Künftig ist meine Benzinpumpe thermisch über eine entsprechende Pertinaxscheibe entkoppelt.
Einen verrosteten Krümmer und Schrauben sollte man nicht als normal und selbstverständlich akzeptieren! Man kann dagegen sehr wohl etwas tun!
Stehbolzen sollten nicht verrostet eingesetzt werden. Hier hilft dauerhaft, sie galvanisieren zu lassen. Einer der späteren Anweisungen des AWE zur Folge, sind die Stehbolzen leicht zu fetten. Wer das nicht macht, riskiert in späteren Jahren derart vergammelte Stehbolzen, das sich der Zylinderkopf nicht mehr abnehmen läßt.

Ob Wartburg 311/312 oder Wartburg 353/ 1.3: Es sollte mal langsam allen interessierten klar werden, daß es sich hier um Fahrzeuge handelt, die längst seltener sind, als viele Mercedes Oldtimer!
Lassen Sie sich Ihr Fahrzeug nicht abwerten und vor allem, tun Sie es nicht selbst!

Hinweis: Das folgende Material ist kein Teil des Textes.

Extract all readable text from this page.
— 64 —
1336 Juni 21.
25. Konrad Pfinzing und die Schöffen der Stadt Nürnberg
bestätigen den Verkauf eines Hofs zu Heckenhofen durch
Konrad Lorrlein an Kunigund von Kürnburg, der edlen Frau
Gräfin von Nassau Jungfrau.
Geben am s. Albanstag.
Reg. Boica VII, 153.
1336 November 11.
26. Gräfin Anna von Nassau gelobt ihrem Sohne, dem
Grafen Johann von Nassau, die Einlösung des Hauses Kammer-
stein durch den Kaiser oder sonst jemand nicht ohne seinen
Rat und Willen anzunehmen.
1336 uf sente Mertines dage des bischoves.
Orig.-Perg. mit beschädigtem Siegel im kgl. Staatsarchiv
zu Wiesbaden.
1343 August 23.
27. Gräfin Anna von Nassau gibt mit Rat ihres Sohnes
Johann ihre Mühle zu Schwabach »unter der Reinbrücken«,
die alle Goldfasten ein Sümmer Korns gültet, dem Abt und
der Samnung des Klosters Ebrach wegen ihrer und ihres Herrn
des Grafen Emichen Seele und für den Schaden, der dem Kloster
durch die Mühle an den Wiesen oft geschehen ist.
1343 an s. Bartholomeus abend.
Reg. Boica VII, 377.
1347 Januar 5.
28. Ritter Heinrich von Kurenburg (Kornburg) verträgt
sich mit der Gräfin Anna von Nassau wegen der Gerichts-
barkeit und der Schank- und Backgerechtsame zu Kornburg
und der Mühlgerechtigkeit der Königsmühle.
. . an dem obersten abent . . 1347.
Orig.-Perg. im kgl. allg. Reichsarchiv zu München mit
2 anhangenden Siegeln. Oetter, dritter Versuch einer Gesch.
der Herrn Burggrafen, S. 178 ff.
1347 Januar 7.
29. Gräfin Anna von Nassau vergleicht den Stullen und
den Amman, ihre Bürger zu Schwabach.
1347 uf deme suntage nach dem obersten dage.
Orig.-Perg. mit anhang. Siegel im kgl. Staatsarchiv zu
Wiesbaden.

Pflegen Sie Ihr Fahrzeug, um lange Freude damit zu haben.
Sobald der Zylinderkopf montiert ist (Anzugsmomente und Reihenfolge beachten), können Schläuche, Verkabelung, Anbauteile montiert werden.
Kühlwasser auffüllen, alles auf Dichtigkeit prüfen.
Krönender Abschluß ist das Einstellen des Zündzeitpunktes.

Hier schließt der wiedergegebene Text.